On December 14th 2023, the Ministry of Trade, Industry and Energy convened a strategic meeting chaired by Minister Moon-kyu Bang to address the future trajectory of the domestic advanced robot industry. The ministry unveiled the "Advanced Robot Industry Vision and Strategy," designed to catalyze the burgeoning robot sector into a formidable growth driver, responding adeptly to demographic shifts while elevating industry productivity.

The realm of advanced robots holds promise not only for traditional manufacturing domains like automobiles and shipbuilding but also extends to emerging sectors such as defense, space, aviation, and services. To secure global-level technological capabilities and establish the K-robot economy as a new growth engine, the Ministry of Trade, Industry and Energy outlined three pivotal strategies:

Securing the Core Competitiveness of Advanced Robots

Firstly, by 2023, more than three trillion KRW (2.31 billion USD) will be invested through public-private joint efforts. The focus will be on augmenting competitiveness in technology, personnel, and companies. Initial steps involve securing eight core technologies, encompassing five hardware (H/W) components: reducer, servo motor, gripper, sensor, and controller; and three software (S/W) technologies: autonomous mobility software, autonomous operation software, and HRI.There are plans to formulate a technology development roadmap in the initial half of the upcoming year to propel this initiative. Additionally, efforts will be directed towards cultivating skilled professionals at the forefront of the advanced robot industry, aiming to train over 15,000 individuals linked to the mobility sector, including future vehicles and drones. This includes the development of global research capabilities such as global joint R&D initiatives and youth exchange programs, among other initiatives. Moreover, the fostering of over 30 intelligent robot-specialized companies with revenues exceeding 100 billion KRW (76.92 million USD) is envisaged.

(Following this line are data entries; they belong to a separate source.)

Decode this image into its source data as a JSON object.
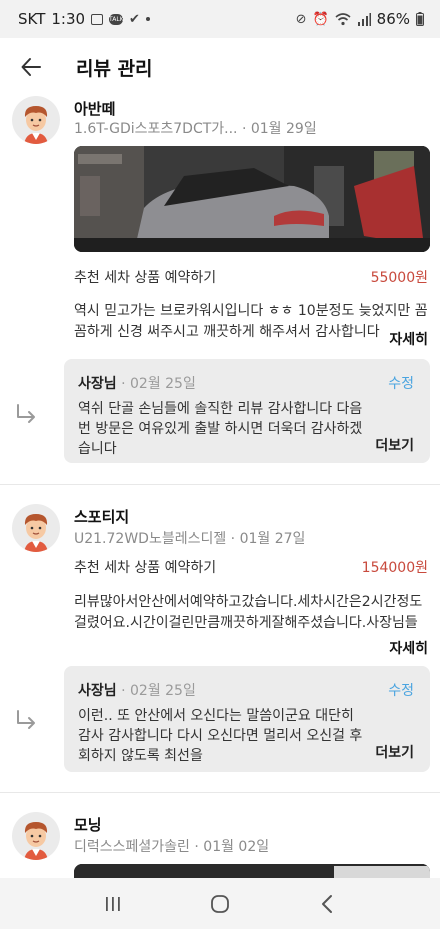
{
  "status_bar": {
    "carrier": "SKT",
    "time": "1:30",
    "battery": "86%"
  },
  "app_bar": {
    "title": "리뷰 관리"
  },
  "reviews": [
    {
      "author": "아반떼",
      "car": "1.6T-GDi스포츠7DCT가...",
      "date": "01월 29일",
      "has_photo": true,
      "product": "추천 세차 상품 예약하기",
      "price": "55000원",
      "text": "역시 믿고가는 브로카워시입니다 ㅎㅎ 10분정도 늦었지만 꼼꼼하게 신경 써주시고 깨끗하게 해주셔서 감사합니다",
      "more_label": "자세히",
      "reply": {
        "owner": "사장님",
        "date": "02월 25일",
        "edit_label": "수정",
        "text": "역쉬 단골 손님들에 솔직한 리뷰 감사합니다 다음번 방문은 여유있게 출발 하시면 더욱더 감사하겠습니다",
        "more_label": "더보기"
      }
    },
    {
      "author": "스포티지",
      "car": "U21.72WD노블레스디젤",
      "date": "01월 27일",
      "has_photo": false,
      "product": "추천 세차 상품 예약하기",
      "price": "154000원",
      "text": "리뷰많아서안산에서예약하고갔습니다.세차시간은2시간정도걸렸어요.시간이걸린만큼깨끗하게잘해주셨습니다.사장님들친절하시고세차끝나고사장님들과이야기를나누는데안산",
      "more_label": "자세히",
      "reply": {
        "owner": "사장님",
        "date": "02월 25일",
        "edit_label": "수정",
        "text": "이런.. 또 안산에서 오신다는 말씀이군요 대단히 감사 감사합니다 다시 오신다면 멀리서 오신걸 후회하지 않도록 최선을",
        "more_label": "더보기"
      }
    },
    {
      "author": "모닝",
      "car": "디럭스스페셜가솔린",
      "date": "01월 02일",
      "has_photo": true
    }
  ],
  "colors": {
    "price": "#c84a3d",
    "edit": "#4aa4e0",
    "reply_bg": "#ececec"
  }
}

A Global Expansion of K-Robot

Secondly, the government aims to significantly increase the widespread adoption of robots across diverse industries including manufacturing, logistics, welfare, and safety by distributing over one million units by 2030. This ambitious plan seeks to enhance productivity and mitigate accident rates, contributing both industrially and socially. To support local robot companies in establishing a solid presence in the domestic market and facilitating their entry into the global market, the government will also strengthen collaboration between relevant jurisdictions and actively back international certifications. This involves joining the global supply chain by expanding global robot centers from one to five locations and establishing K-robot training centers in Southeast Asia and other regions. Furthermore, there will be stronger cooperation with both domestic and international robot certification bodies, including Europe (CE), USA (UL), and China (CCIC). This initiative also includes an increase in domestic testing and certification alternatives, along with technical and cost support. 

Fostering an Infrastructure Favorable to Advanced Robotics

Thirdly, a complete overhaul of the Intelligent Robot Act will establish a new foundation to support technological advancements and industry changes. This includes an expanded backing for components like parts and software, and fostering collaboration across various government departments. Ongoing initiatives will focus on improving regulations for 51 robots across crucial domains—mobility, safety, collaboration, and infrastructure. Additionally, a proactive regulatory framework will be established to prepare for the integration of robots into daily life, coupled with the introduction of robot-specific insurance plans and security threat response guidelines, both slated for 2024. Safety measures will be intensified through a strengthened safety management system for robots and the implementation of an accident history management system. The improvement of robot users' safety will be supported through emergency control technologies such as collision prevention, motion restriction, and risk assessment-reduction technologies.

A substantial investment of 200 billion KRW (153.85 million USD) will be allocated to build a national robot test field, ensuring that developed robots adhere to safety and reliability standards aligned with market and public expectations. Regional infrastructure will be expanded through projects that integrate the regional core industry with robotics, alongside the creation of a platform for collaboration between large and medium-sized SI companies and small SI companies. Efforts will be made towards a formation of social consensus in response to the proliferation of robots, involving launching robot ethics guidelines, promoting "Robot Day”, and hosting a national robot challenge in 2024.

Eleven organizations, spanning robot manufacturing companies, component companies, and supporting entities, signed a memorandum of understanding (MOU) to foster mutual cooperation and cultivate an ecosystem for the advanced robot industry. Commitments were made to foster collaboration in joint research and development (R&D), market creation, and standardization. Key attendees include representatives from robot manufacturing and component companies such as LG Electronics, Doosan Robotics, HL Mando, and HIGEN RNM. Industry associations and pertinent entities such as POSCO DX, the Korea Association of Robot Industry (KAR), and the Korea Electronics Technology Institute were also in attendance.

At the meeting, Minister Moon-kyu Bang emphasized that the ministry will consolidate policy efforts across various government agencies to expand investments and create new overseas markets, helping secure global-level technological capabilities for the robot industry and position the "K-Robot Economy" as a new growth engine. 

This strategic initiative aims to address Korea’s import-reliant nature. In 2021, South Korea emerged as the top automated country in manufacturing, achieving a milestone of 1,000 operational industrial robots per 10,000 employees in the manufacturing industry.

The chart below illustrates the top ten rankings, with Singapore, Japan, Germany, and China following behind:

Global Manufacturing Industry Robot Density in 2021-KOISRA

Source: International Federation of Robotics (IFR), 2022

Nevertheless, the domestication rate of components stood at 44% the same year, while the import share of critical drive components, such as servo motors and decelerators, reached a notable 80.4%. Another domestic concern is the discernible technology competitiveness gap, particularly in software and sensors, in comparison to Japan, Germany, Switzerland, USA, and China.

For example, in regards to procurement, South Korea ranked last at 67.2 points, while Japan secured the lead with 97 points. The higher rankings of other countries can be attributed to the stability provided by their domestic markets, indicating that Korea relies more on foreign countries for procurement than these five nations:

Technological Competitiveness in Procurement Among Advanced Nations-KOISRA

Source: The Ministry of Trade, Industry and Energy, 2023

As the Ministry of Trade, Industry and Energy takes proactive measures to strengthen the domestic sector, it is concurrently generating business prospects for foreign companies possessing advanced technologies, providing opportunities for collaboration and commercialization in the Korean market. It is thus recommended for such entities to closely monitor the unfolding developments.